Clone cactus and submodules
```
git clone https://github.com/ComparativeGenomicsToolkit/cactus.git --recursive
```

Create the Python virtual environment. Install virtualenv first if needed with `python3 -m pip install virtualenv`.
```
cd cactus
virtualenv -p python3 cactus_env
echo "export PATH=$(pwd)/bin:\$PATH" >> cactus_env/bin/activate
echo "export PYTHONPATH=$(pwd)/lib:\$PYTHONPATH" >> cactus_env/bin/activate
source cactus_env/bin/activate
python3 -m pip install -U setuptools pip wheel
python3 -m pip install -U .
python3 -m pip install -U -r ./toil-requirement.txt
```

If you have Docker installed, you can now run Cactus. All binaries, such as `lastz` and `cactus-consolidated` will be run via Docker. Singularity binaries can be used in place of docker binaries with the `--binariesMode singularity` flag. Note, you must use Singularity 2.3 - 2.6 or Singularity 3.1.0+. Singularity 3 versions below 3.1.0 are incompatible with cactus (see [issue #55](https://github.com/ComparativeGenomicsToolkit/cactus/issues/55) and [issue #60](https://github.com/ComparativeGenomicsToolkit/cactus/issues/60)).

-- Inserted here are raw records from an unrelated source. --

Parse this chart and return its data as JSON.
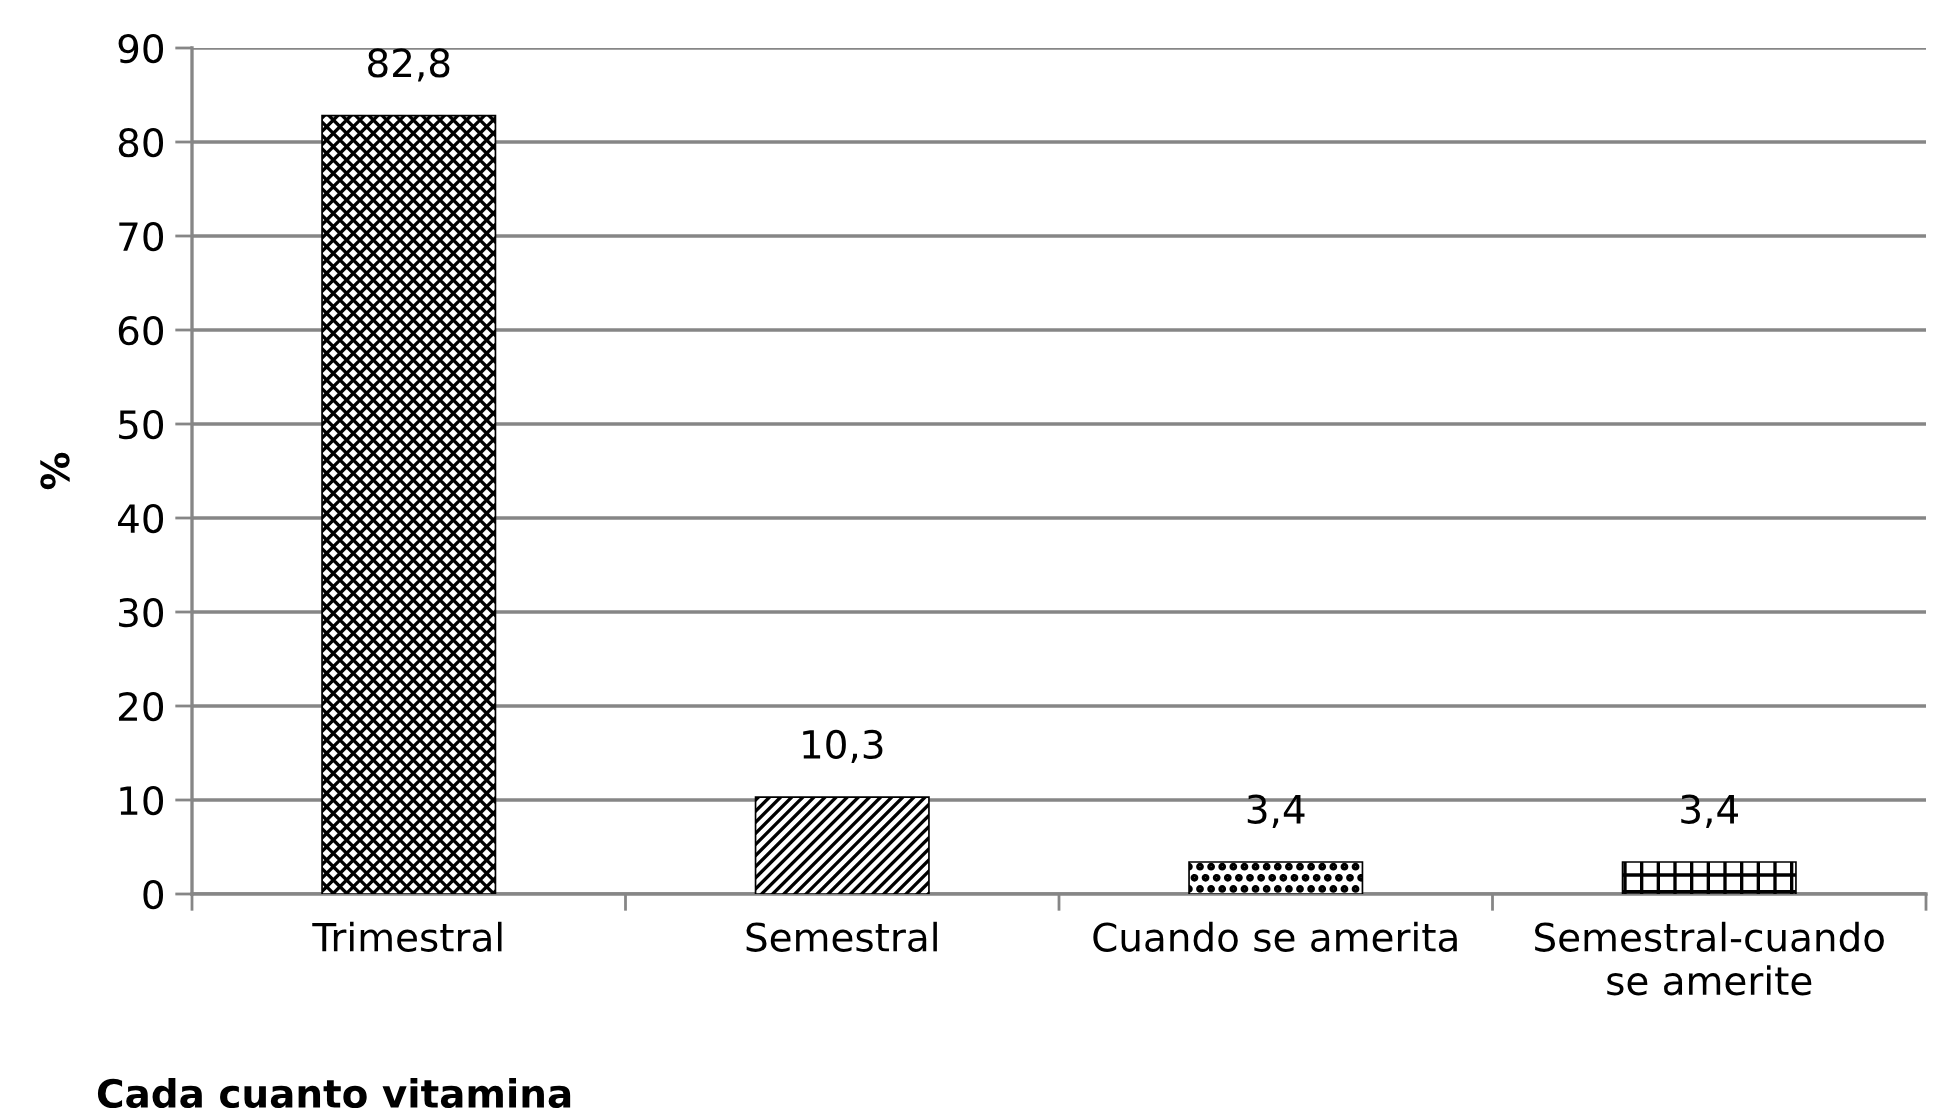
{
  "chart_data": {
    "type": "bar",
    "xlabel": "Cada cuanto vitamina",
    "ylabel": "%",
    "categories": [
      "Trimestral",
      "Semestral",
      "Cuando se amerita",
      "Semestral-cuando se amerite"
    ],
    "values": [
      82.8,
      10.3,
      3.4,
      3.4
    ],
    "value_labels": [
      "82,8",
      "10,3",
      "3,4",
      "3,4"
    ],
    "colors": [
      "#000000",
      "#000000",
      "#000000",
      "#000000"
    ],
    "ylim": [
      0,
      90
    ],
    "yticks": [
      0,
      10,
      20,
      30,
      40,
      50,
      60,
      70,
      80,
      90
    ],
    "grid": "y",
    "legend": false
  }
}
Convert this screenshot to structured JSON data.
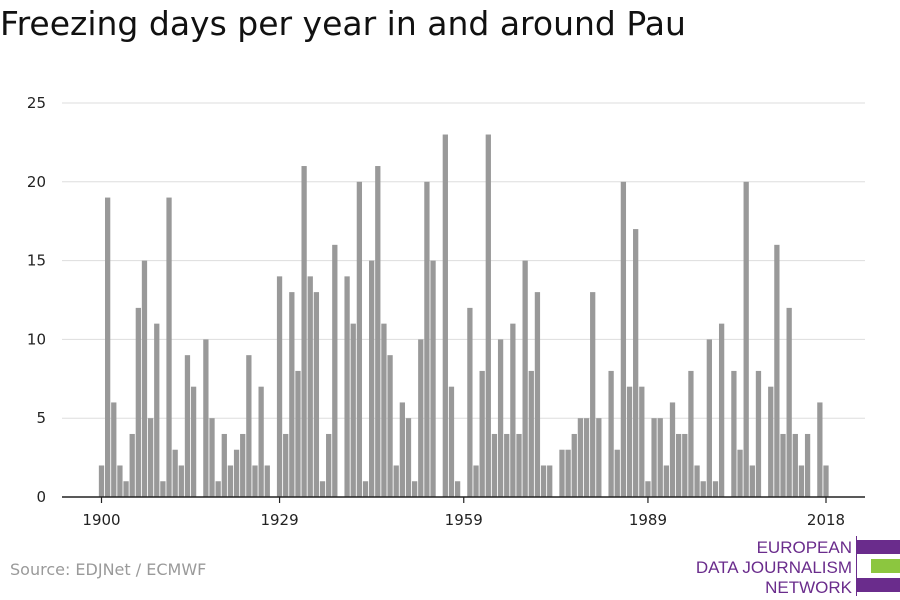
{
  "title": "Freezing days per year in and around Pau",
  "source": "Source: EDJNet / ECMWF",
  "logo": {
    "lines": [
      "EUROPEAN",
      "DATA JOURNALISM",
      "NETWORK"
    ],
    "colors": {
      "purple": "#6a2c8c",
      "green": "#8cc63f"
    }
  },
  "chart_data": {
    "type": "bar",
    "title": "Freezing days per year in and around Pau",
    "xlabel": "",
    "ylabel": "",
    "ylim": [
      0,
      25
    ],
    "yticks": [
      0,
      5,
      10,
      15,
      20,
      25
    ],
    "xticks": [
      1900,
      1929,
      1959,
      1989,
      2018
    ],
    "grid": true,
    "bar_color": "#999999",
    "x": [
      1900,
      1901,
      1902,
      1903,
      1904,
      1905,
      1906,
      1907,
      1908,
      1909,
      1910,
      1911,
      1912,
      1913,
      1914,
      1915,
      1916,
      1917,
      1918,
      1919,
      1920,
      1921,
      1922,
      1923,
      1924,
      1925,
      1926,
      1927,
      1928,
      1929,
      1930,
      1931,
      1932,
      1933,
      1934,
      1935,
      1936,
      1937,
      1938,
      1939,
      1940,
      1941,
      1942,
      1943,
      1944,
      1945,
      1946,
      1947,
      1948,
      1949,
      1950,
      1951,
      1952,
      1953,
      1954,
      1955,
      1956,
      1957,
      1958,
      1959,
      1960,
      1961,
      1962,
      1963,
      1964,
      1965,
      1966,
      1967,
      1968,
      1969,
      1970,
      1971,
      1972,
      1973,
      1974,
      1975,
      1976,
      1977,
      1978,
      1979,
      1980,
      1981,
      1982,
      1983,
      1984,
      1985,
      1986,
      1987,
      1988,
      1989,
      1990,
      1991,
      1992,
      1993,
      1994,
      1995,
      1996,
      1997,
      1998,
      1999,
      2000,
      2001,
      2002,
      2003,
      2004,
      2005,
      2006,
      2007,
      2008,
      2009,
      2010,
      2011,
      2012,
      2013,
      2014,
      2015,
      2016,
      2017,
      2018
    ],
    "values": [
      2,
      19,
      6,
      2,
      1,
      4,
      12,
      15,
      5,
      11,
      1,
      19,
      3,
      2,
      9,
      7,
      0,
      10,
      5,
      1,
      4,
      2,
      3,
      4,
      9,
      2,
      7,
      2,
      0,
      14,
      4,
      13,
      8,
      21,
      14,
      13,
      1,
      4,
      16,
      0,
      14,
      11,
      20,
      1,
      15,
      21,
      11,
      9,
      2,
      6,
      5,
      1,
      10,
      20,
      15,
      0,
      23,
      7,
      1,
      0,
      12,
      2,
      8,
      23,
      4,
      10,
      4,
      11,
      4,
      15,
      8,
      13,
      2,
      2,
      0,
      3,
      3,
      4,
      5,
      5,
      13,
      5,
      0,
      8,
      3,
      20,
      7,
      17,
      7,
      1,
      5,
      5,
      2,
      6,
      4,
      4,
      8,
      2,
      1,
      10,
      1,
      11,
      0,
      8,
      3,
      20,
      2,
      8,
      0,
      7,
      16,
      4,
      12,
      4,
      2,
      4,
      0,
      6,
      2
    ]
  }
}
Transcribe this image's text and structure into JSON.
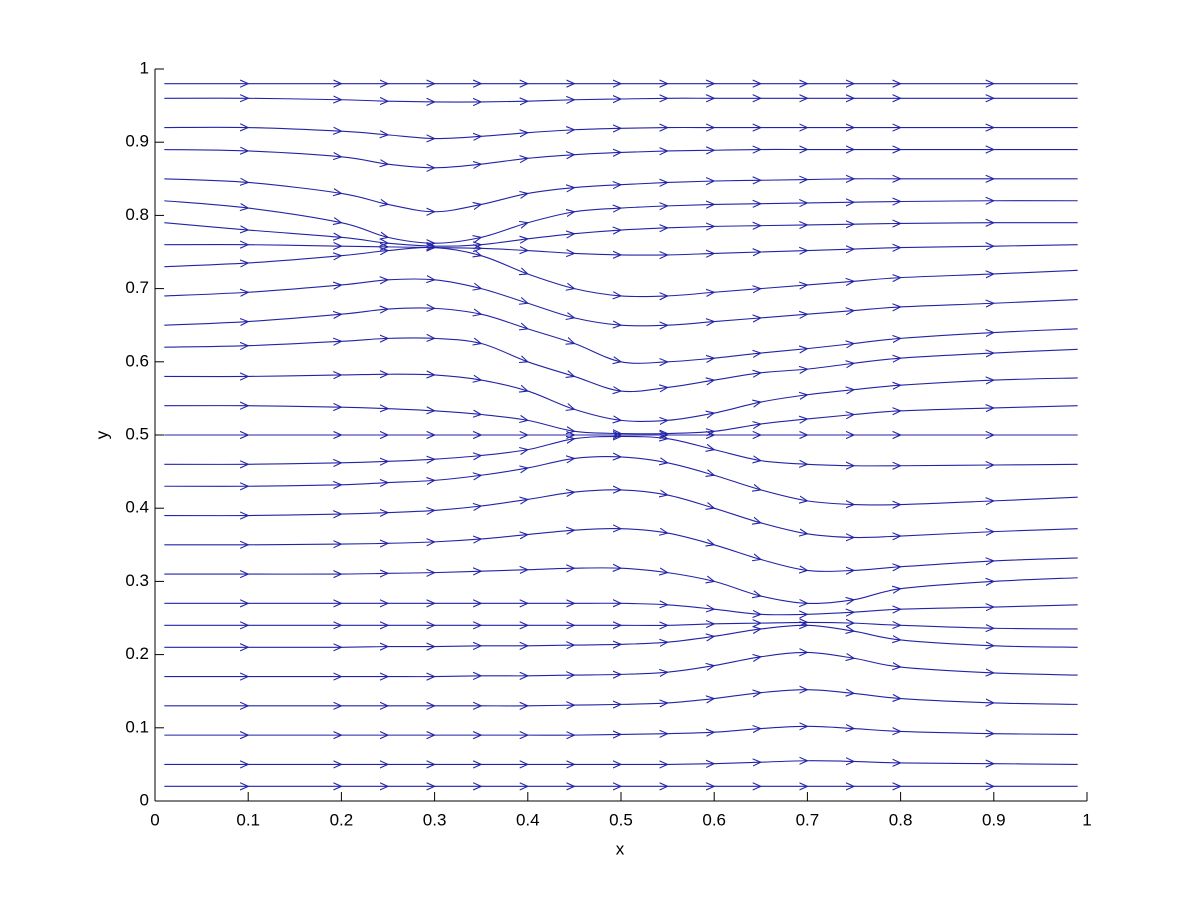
{
  "chart_data": {
    "type": "streamline",
    "xlabel": "x",
    "ylabel": "y",
    "color": "#2323a8",
    "xlim": [
      0,
      1
    ],
    "ylim": [
      0,
      1
    ],
    "xticks": [
      0,
      0.1,
      0.2,
      0.3,
      0.4,
      0.5,
      0.6,
      0.7,
      0.8,
      0.9,
      1
    ],
    "yticks": [
      0,
      0.1,
      0.2,
      0.3,
      0.4,
      0.5,
      0.6,
      0.7,
      0.8,
      0.9,
      1
    ],
    "x": [
      0.01,
      0.1,
      0.2,
      0.25,
      0.3,
      0.35,
      0.4,
      0.45,
      0.5,
      0.55,
      0.6,
      0.65,
      0.7,
      0.75,
      0.8,
      0.9,
      0.99
    ],
    "series": [
      {
        "values": [
          0.98,
          0.98,
          0.98,
          0.98,
          0.98,
          0.98,
          0.98,
          0.98,
          0.98,
          0.98,
          0.98,
          0.98,
          0.98,
          0.98,
          0.98,
          0.98,
          0.98
        ]
      },
      {
        "values": [
          0.96,
          0.96,
          0.958,
          0.956,
          0.955,
          0.955,
          0.956,
          0.958,
          0.959,
          0.96,
          0.96,
          0.96,
          0.96,
          0.96,
          0.96,
          0.96,
          0.96
        ]
      },
      {
        "values": [
          0.92,
          0.92,
          0.915,
          0.91,
          0.905,
          0.908,
          0.913,
          0.917,
          0.919,
          0.92,
          0.92,
          0.92,
          0.92,
          0.92,
          0.92,
          0.92,
          0.92
        ]
      },
      {
        "values": [
          0.89,
          0.888,
          0.88,
          0.87,
          0.865,
          0.87,
          0.878,
          0.883,
          0.886,
          0.888,
          0.889,
          0.89,
          0.89,
          0.89,
          0.89,
          0.89,
          0.89
        ]
      },
      {
        "values": [
          0.85,
          0.845,
          0.83,
          0.815,
          0.805,
          0.815,
          0.83,
          0.838,
          0.842,
          0.845,
          0.847,
          0.848,
          0.849,
          0.85,
          0.85,
          0.85,
          0.85
        ]
      },
      {
        "values": [
          0.82,
          0.81,
          0.79,
          0.77,
          0.762,
          0.77,
          0.79,
          0.805,
          0.81,
          0.813,
          0.815,
          0.816,
          0.817,
          0.818,
          0.819,
          0.82,
          0.82
        ]
      },
      {
        "values": [
          0.79,
          0.78,
          0.77,
          0.762,
          0.758,
          0.76,
          0.768,
          0.775,
          0.78,
          0.783,
          0.785,
          0.786,
          0.787,
          0.788,
          0.789,
          0.79,
          0.79
        ]
      },
      {
        "values": [
          0.76,
          0.76,
          0.758,
          0.757,
          0.756,
          0.755,
          0.752,
          0.748,
          0.746,
          0.746,
          0.748,
          0.75,
          0.752,
          0.754,
          0.756,
          0.758,
          0.76
        ]
      },
      {
        "values": [
          0.73,
          0.735,
          0.745,
          0.752,
          0.756,
          0.745,
          0.72,
          0.7,
          0.69,
          0.69,
          0.695,
          0.7,
          0.705,
          0.71,
          0.715,
          0.72,
          0.725
        ]
      },
      {
        "values": [
          0.69,
          0.695,
          0.705,
          0.712,
          0.712,
          0.7,
          0.68,
          0.66,
          0.65,
          0.65,
          0.655,
          0.66,
          0.665,
          0.67,
          0.675,
          0.68,
          0.685
        ]
      },
      {
        "values": [
          0.65,
          0.655,
          0.665,
          0.672,
          0.673,
          0.665,
          0.645,
          0.625,
          0.6,
          0.6,
          0.605,
          0.612,
          0.618,
          0.625,
          0.632,
          0.64,
          0.645
        ]
      },
      {
        "values": [
          0.62,
          0.622,
          0.628,
          0.632,
          0.632,
          0.625,
          0.6,
          0.58,
          0.56,
          0.565,
          0.575,
          0.585,
          0.59,
          0.598,
          0.605,
          0.612,
          0.617
        ]
      },
      {
        "values": [
          0.58,
          0.58,
          0.582,
          0.583,
          0.582,
          0.575,
          0.56,
          0.535,
          0.52,
          0.52,
          0.53,
          0.545,
          0.555,
          0.562,
          0.568,
          0.575,
          0.578
        ]
      },
      {
        "values": [
          0.54,
          0.54,
          0.538,
          0.536,
          0.533,
          0.528,
          0.52,
          0.505,
          0.502,
          0.502,
          0.505,
          0.515,
          0.522,
          0.528,
          0.533,
          0.537,
          0.54
        ]
      },
      {
        "values": [
          0.5,
          0.5,
          0.5,
          0.5,
          0.5,
          0.5,
          0.5,
          0.5,
          0.5,
          0.5,
          0.5,
          0.5,
          0.5,
          0.5,
          0.5,
          0.5,
          0.5
        ]
      },
      {
        "values": [
          0.46,
          0.46,
          0.462,
          0.464,
          0.467,
          0.472,
          0.48,
          0.495,
          0.498,
          0.495,
          0.48,
          0.465,
          0.46,
          0.458,
          0.458,
          0.459,
          0.46
        ]
      },
      {
        "values": [
          0.43,
          0.43,
          0.432,
          0.435,
          0.438,
          0.445,
          0.455,
          0.468,
          0.47,
          0.462,
          0.445,
          0.425,
          0.41,
          0.405,
          0.405,
          0.41,
          0.415
        ]
      },
      {
        "values": [
          0.39,
          0.39,
          0.392,
          0.394,
          0.397,
          0.403,
          0.412,
          0.422,
          0.425,
          0.418,
          0.4,
          0.38,
          0.365,
          0.36,
          0.362,
          0.368,
          0.372
        ]
      },
      {
        "values": [
          0.35,
          0.35,
          0.351,
          0.352,
          0.354,
          0.358,
          0.364,
          0.37,
          0.372,
          0.366,
          0.35,
          0.33,
          0.315,
          0.315,
          0.32,
          0.328,
          0.332
        ]
      },
      {
        "values": [
          0.31,
          0.31,
          0.31,
          0.311,
          0.312,
          0.314,
          0.316,
          0.318,
          0.318,
          0.312,
          0.3,
          0.28,
          0.27,
          0.275,
          0.29,
          0.3,
          0.305
        ]
      },
      {
        "values": [
          0.27,
          0.27,
          0.27,
          0.27,
          0.27,
          0.27,
          0.27,
          0.27,
          0.27,
          0.268,
          0.262,
          0.255,
          0.255,
          0.258,
          0.262,
          0.265,
          0.268
        ]
      },
      {
        "values": [
          0.24,
          0.24,
          0.24,
          0.24,
          0.24,
          0.24,
          0.24,
          0.24,
          0.24,
          0.24,
          0.242,
          0.243,
          0.244,
          0.243,
          0.24,
          0.236,
          0.235
        ]
      },
      {
        "values": [
          0.21,
          0.21,
          0.21,
          0.211,
          0.211,
          0.212,
          0.212,
          0.213,
          0.214,
          0.217,
          0.225,
          0.235,
          0.24,
          0.232,
          0.22,
          0.212,
          0.21
        ]
      },
      {
        "values": [
          0.17,
          0.17,
          0.17,
          0.17,
          0.17,
          0.171,
          0.171,
          0.172,
          0.173,
          0.176,
          0.185,
          0.197,
          0.203,
          0.195,
          0.183,
          0.175,
          0.172
        ]
      },
      {
        "values": [
          0.13,
          0.13,
          0.13,
          0.13,
          0.13,
          0.13,
          0.13,
          0.131,
          0.132,
          0.134,
          0.14,
          0.148,
          0.152,
          0.147,
          0.14,
          0.134,
          0.132
        ]
      },
      {
        "values": [
          0.09,
          0.09,
          0.09,
          0.09,
          0.09,
          0.09,
          0.09,
          0.09,
          0.091,
          0.092,
          0.094,
          0.099,
          0.102,
          0.099,
          0.095,
          0.092,
          0.091
        ]
      },
      {
        "values": [
          0.05,
          0.05,
          0.05,
          0.05,
          0.05,
          0.05,
          0.05,
          0.05,
          0.05,
          0.05,
          0.051,
          0.053,
          0.055,
          0.054,
          0.052,
          0.051,
          0.05
        ]
      },
      {
        "values": [
          0.02,
          0.02,
          0.02,
          0.02,
          0.02,
          0.02,
          0.02,
          0.02,
          0.02,
          0.02,
          0.02,
          0.02,
          0.02,
          0.02,
          0.02,
          0.02,
          0.02
        ]
      }
    ]
  }
}
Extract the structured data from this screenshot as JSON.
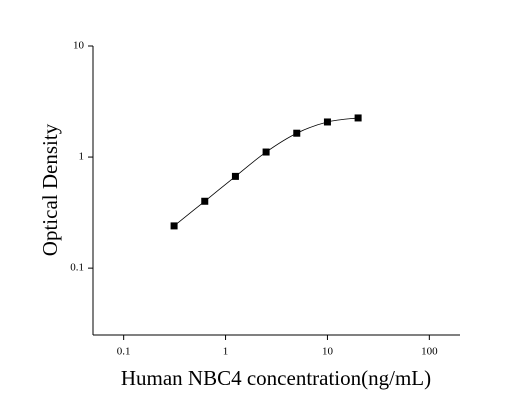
{
  "chart_data": {
    "type": "scatter",
    "x_label": "Human NBC4 concentration(ng/mL)",
    "y_label": "Optical Density",
    "x_log": true,
    "y_log": true,
    "xlim": [
      0.05,
      200
    ],
    "ylim": [
      0.025,
      10
    ],
    "xticks": [
      0.1,
      1,
      10,
      100
    ],
    "yticks": [
      0.1,
      1,
      10
    ],
    "fit_curve": true,
    "series": [
      {
        "color": "#000000",
        "x": [
          0.3125,
          0.625,
          1.25,
          2.5,
          5,
          10,
          20
        ],
        "values": [
          0.24,
          0.4,
          0.67,
          1.11,
          1.64,
          2.07,
          2.25
        ]
      }
    ]
  }
}
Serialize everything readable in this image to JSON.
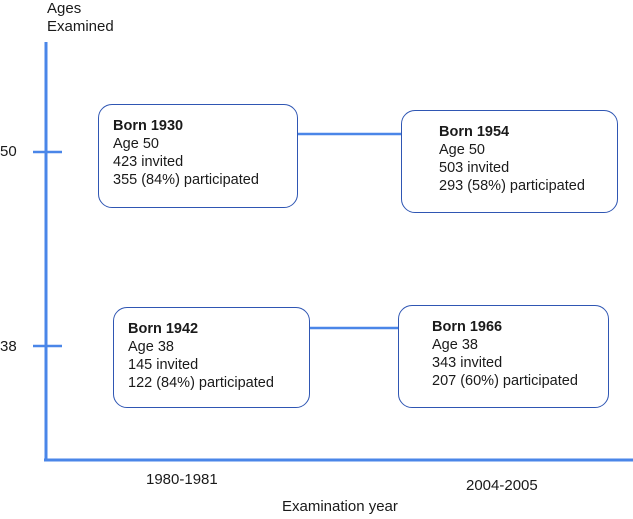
{
  "y_axis": {
    "label_line1": "Ages",
    "label_line2": "Examined",
    "ticks": [
      "50",
      "38"
    ]
  },
  "x_axis": {
    "label": "Examination year",
    "ticks": [
      "1980-1981",
      "2004-2005"
    ]
  },
  "cohorts": [
    {
      "title": "Born 1930",
      "age": "Age 50",
      "invited": "423 invited",
      "participated": "355 (84%) participated"
    },
    {
      "title": "Born 1954",
      "age": "Age 50",
      "invited": "503 invited",
      "participated": "293 (58%) participated"
    },
    {
      "title": "Born 1942",
      "age": "Age 38",
      "invited": "145 invited",
      "participated": "122 (84%) participated"
    },
    {
      "title": "Born 1966",
      "age": "Age 38",
      "invited": "343 invited",
      "participated": "207 (60%) participated"
    }
  ],
  "colors": {
    "axis": "#4a86e8",
    "box_border": "#2f56b3",
    "arrow": "#4a86e8"
  }
}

By default, cactus will use the image corresponding to the latest release when running docker binaries. This is usually okay, but can be overridden with the `CACTUS_DOCKER_ORG` and `CACTUS_DOCKER_TAG` environment variables. For example, to use GPU release 2.4.4, run `export CACTUS_DOCKER_TAG=v2.4.4-gpu` before running cactus.

### Compiling Binaries Locally
In order to compile the binaries locally and not use a Docker image, you need some dependencies installed. On Ubuntu (we've tested on 20.04 and 22.04), you can look at the [Cactus Dockerfile](./Dockerfile) for guidance. To obtain the `apt-get` command:
```
grep apt-get Dockerfile | head -1 | sed -e 's/RUN //g' -e 's/apt-get/sudo apt-get/g'
```

Progressive Cactus can be built on ARM cpus including on Mac (with packages installed via Brew), but Minigraph-Cactus is currently X86-only.

To build Cactus, run
```
make -j 8
```
In order to run the Minigraph-Cactus pipeline, you must also run
```
build-tools/downloadPangenomeTools
```
In order to run `cactus-pangenome --vcfwave` you may need to then run
```
export LD_LIBRARY_PATH=$(pwd)/lib:$LD_LIBRARY_PATH
```

If you want to work with MAF, including running `cactus-hal2maf`, you must also run
```
build-tools/downloadMafTools
```

In order to toggle between local and Docker binaries, use the `--binariesMode` command line option. If `--binariesMode` is not specified, local binaries will be used if found in `PATH`, otherwise a Docker image will be used.